The Q-Learning algorithm is a reinforcement learning technique widely used in various fields such as path planning, intelligent transportation, penetration testing, among others. It primarily involves the interaction between an agent and its environment, enabling the agent to learn an optimal strategy that maximizes cumulative rewards. Most non-agent-based path planning algorithms face challenges in exploring completely unknown environments effectively, lacking efficient perception in unfamiliar settings. Additionally, many Q-Learning-based path planning algorithms suffer from slow convergence and susceptibility to getting stuck in local optimal solutions. To address these issues, an optimized version of the Q-Learning algorithm (Optimized Q-Learning, O-QL) is proposed and applied to local path planning of mobile robots.

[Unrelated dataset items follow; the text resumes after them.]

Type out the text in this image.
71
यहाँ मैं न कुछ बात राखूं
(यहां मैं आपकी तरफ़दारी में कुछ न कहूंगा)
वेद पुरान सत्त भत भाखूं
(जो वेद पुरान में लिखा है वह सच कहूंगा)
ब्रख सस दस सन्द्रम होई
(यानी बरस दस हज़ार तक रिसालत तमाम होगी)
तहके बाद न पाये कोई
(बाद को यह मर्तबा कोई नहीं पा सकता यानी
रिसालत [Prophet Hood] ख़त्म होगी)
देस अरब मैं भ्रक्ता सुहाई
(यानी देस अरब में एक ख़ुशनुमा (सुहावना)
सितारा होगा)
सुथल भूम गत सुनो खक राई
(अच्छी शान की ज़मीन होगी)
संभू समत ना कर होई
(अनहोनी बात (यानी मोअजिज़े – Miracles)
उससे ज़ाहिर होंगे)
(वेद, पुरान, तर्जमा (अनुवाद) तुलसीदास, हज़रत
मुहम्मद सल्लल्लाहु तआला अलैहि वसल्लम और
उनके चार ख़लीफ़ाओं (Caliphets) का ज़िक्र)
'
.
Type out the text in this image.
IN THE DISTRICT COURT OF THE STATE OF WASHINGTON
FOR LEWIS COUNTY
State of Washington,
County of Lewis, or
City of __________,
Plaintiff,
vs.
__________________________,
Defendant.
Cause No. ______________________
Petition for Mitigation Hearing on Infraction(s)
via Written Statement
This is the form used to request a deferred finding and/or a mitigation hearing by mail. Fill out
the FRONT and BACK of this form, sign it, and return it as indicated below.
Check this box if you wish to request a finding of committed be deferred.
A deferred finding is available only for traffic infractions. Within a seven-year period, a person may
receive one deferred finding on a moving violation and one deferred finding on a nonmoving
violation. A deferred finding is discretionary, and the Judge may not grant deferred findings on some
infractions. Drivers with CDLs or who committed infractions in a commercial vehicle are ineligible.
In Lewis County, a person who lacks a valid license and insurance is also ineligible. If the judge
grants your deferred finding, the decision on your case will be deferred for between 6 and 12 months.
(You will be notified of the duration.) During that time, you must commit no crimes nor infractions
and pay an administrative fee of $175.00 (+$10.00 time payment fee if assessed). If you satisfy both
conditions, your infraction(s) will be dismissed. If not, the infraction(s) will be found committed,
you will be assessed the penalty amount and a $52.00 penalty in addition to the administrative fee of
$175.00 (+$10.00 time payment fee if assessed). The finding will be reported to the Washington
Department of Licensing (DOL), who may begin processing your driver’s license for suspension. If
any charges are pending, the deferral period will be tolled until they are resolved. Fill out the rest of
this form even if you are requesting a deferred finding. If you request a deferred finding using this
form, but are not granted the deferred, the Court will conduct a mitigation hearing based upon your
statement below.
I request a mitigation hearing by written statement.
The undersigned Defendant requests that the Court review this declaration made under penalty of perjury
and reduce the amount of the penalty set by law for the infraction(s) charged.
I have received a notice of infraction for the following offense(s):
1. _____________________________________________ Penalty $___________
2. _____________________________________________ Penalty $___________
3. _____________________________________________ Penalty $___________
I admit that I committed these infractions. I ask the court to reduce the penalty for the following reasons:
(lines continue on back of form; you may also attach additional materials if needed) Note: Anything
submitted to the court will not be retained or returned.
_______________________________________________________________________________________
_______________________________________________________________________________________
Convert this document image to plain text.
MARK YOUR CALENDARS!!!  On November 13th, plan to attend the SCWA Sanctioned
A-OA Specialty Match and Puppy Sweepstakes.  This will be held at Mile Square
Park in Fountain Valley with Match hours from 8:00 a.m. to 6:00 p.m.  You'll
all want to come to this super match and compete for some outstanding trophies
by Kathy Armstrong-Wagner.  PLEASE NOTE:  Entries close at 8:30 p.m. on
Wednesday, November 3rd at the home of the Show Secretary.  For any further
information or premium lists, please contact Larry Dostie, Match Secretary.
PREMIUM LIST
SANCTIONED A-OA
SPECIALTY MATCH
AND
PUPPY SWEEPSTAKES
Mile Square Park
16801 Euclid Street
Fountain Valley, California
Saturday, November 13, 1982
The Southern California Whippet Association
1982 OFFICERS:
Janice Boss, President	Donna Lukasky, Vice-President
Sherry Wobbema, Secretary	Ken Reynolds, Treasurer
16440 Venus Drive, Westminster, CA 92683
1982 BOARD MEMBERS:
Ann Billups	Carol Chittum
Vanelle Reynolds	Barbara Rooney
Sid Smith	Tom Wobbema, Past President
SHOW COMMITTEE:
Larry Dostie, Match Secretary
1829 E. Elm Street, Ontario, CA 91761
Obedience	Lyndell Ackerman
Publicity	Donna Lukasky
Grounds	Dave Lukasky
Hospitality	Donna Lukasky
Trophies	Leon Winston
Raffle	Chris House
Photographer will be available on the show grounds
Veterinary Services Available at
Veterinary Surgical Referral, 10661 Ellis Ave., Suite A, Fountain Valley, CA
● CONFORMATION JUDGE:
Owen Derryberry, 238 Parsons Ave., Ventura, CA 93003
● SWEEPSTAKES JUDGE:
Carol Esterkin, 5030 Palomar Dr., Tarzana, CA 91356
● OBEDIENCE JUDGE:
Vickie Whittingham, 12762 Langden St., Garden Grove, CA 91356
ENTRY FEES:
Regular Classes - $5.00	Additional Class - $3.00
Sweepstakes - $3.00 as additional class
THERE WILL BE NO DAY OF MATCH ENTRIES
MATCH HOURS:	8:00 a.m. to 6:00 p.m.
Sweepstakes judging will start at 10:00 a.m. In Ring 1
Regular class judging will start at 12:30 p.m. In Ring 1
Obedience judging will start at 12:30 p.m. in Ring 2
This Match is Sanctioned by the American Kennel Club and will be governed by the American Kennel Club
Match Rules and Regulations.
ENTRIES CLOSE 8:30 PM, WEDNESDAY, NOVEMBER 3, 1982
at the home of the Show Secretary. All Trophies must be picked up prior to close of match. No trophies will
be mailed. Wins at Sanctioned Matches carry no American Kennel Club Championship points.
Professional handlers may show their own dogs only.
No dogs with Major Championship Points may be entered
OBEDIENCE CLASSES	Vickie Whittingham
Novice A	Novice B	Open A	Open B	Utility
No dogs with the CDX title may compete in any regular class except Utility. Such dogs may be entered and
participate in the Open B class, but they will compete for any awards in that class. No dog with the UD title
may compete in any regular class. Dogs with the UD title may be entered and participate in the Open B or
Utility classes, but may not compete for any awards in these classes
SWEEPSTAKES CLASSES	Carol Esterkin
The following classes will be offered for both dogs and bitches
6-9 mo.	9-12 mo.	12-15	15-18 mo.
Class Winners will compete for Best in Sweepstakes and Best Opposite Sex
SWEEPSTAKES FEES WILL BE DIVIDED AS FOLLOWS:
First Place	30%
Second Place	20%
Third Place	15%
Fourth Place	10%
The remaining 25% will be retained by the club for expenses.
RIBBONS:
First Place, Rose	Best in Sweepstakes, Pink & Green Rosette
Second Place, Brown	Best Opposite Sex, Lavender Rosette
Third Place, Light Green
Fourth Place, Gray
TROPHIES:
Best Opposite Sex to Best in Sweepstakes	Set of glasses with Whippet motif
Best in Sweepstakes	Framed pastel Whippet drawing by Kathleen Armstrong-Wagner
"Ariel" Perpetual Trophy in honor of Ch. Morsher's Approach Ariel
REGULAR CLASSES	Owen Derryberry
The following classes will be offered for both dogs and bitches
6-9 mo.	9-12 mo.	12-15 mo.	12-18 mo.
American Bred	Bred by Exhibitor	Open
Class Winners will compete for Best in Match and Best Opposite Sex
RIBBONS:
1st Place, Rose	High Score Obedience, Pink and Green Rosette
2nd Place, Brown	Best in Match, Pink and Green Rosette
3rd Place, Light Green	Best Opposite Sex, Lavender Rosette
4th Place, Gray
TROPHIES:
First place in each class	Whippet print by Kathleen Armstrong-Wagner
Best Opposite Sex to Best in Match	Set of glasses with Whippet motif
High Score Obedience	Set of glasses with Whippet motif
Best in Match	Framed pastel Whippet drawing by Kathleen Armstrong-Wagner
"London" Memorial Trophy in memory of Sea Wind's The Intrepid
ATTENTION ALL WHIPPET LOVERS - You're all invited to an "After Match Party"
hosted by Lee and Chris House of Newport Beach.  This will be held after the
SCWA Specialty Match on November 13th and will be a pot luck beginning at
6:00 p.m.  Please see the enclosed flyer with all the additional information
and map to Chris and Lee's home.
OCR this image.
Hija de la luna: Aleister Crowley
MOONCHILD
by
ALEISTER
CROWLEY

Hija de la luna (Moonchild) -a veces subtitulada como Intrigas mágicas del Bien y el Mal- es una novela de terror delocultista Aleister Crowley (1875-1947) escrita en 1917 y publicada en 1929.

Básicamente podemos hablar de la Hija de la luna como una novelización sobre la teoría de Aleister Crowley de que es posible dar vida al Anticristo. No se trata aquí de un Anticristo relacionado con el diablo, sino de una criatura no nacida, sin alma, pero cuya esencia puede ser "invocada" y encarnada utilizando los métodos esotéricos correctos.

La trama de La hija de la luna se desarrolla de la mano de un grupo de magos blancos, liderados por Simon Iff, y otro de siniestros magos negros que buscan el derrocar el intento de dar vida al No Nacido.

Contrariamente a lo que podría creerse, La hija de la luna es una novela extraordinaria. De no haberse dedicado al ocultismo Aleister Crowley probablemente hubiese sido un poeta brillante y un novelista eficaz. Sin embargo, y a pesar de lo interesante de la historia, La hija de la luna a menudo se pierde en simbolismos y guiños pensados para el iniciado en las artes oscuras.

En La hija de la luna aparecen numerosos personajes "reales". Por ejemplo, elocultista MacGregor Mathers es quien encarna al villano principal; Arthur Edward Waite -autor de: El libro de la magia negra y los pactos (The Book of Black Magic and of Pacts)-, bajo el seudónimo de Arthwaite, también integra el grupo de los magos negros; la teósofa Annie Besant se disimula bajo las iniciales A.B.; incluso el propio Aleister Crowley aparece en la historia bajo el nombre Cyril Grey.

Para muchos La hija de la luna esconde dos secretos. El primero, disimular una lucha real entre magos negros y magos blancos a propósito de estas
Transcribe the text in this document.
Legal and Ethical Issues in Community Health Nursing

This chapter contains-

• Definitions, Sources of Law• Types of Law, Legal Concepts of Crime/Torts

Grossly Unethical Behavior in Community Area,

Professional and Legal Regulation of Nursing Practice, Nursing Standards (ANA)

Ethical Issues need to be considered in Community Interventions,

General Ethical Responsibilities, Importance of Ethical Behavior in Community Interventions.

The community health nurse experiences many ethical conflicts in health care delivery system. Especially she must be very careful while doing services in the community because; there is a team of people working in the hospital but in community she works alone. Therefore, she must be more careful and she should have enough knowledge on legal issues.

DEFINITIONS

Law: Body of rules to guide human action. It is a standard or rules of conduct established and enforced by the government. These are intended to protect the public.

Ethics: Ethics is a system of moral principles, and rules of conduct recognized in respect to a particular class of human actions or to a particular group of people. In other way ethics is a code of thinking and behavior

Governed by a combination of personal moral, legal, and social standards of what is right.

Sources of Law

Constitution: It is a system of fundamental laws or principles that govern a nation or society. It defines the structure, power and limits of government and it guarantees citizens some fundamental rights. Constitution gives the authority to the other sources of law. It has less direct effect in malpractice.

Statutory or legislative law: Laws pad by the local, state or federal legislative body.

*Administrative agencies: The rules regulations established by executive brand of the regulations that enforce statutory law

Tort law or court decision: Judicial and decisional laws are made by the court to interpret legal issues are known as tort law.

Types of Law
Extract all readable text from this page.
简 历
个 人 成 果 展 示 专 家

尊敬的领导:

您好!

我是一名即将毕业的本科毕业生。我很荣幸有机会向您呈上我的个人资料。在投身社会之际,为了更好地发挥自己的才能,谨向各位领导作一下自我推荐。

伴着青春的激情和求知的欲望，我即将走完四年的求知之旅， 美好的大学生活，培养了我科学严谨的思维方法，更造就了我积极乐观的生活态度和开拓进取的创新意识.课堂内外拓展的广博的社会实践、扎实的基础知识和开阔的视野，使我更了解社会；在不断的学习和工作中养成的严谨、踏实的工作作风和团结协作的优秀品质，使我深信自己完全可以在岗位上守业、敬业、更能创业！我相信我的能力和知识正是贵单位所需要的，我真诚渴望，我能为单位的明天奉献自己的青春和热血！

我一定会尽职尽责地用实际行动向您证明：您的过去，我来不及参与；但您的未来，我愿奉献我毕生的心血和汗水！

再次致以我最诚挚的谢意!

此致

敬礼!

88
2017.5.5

O-QL introduces novel Q-table initialization methods, incorporates a new action-selection policy, and a new reward function, and adapts the Root Mean Square Propagation (RMSprop) method in the learning rate adjustment. This adjustment dynamically tunes the learning rate based on gradient changes to accelerate learning and enhance path planning efficiency. Simulation experiments are carried out in three maze environments with different complexity levels, and the performance of the algorithm in local path planning is evaluated using steps, exploration reward, learning rate change and running time. The experimental results demonstrate that O-QL exhibits improvements across all four metrics compared to existing algorithms.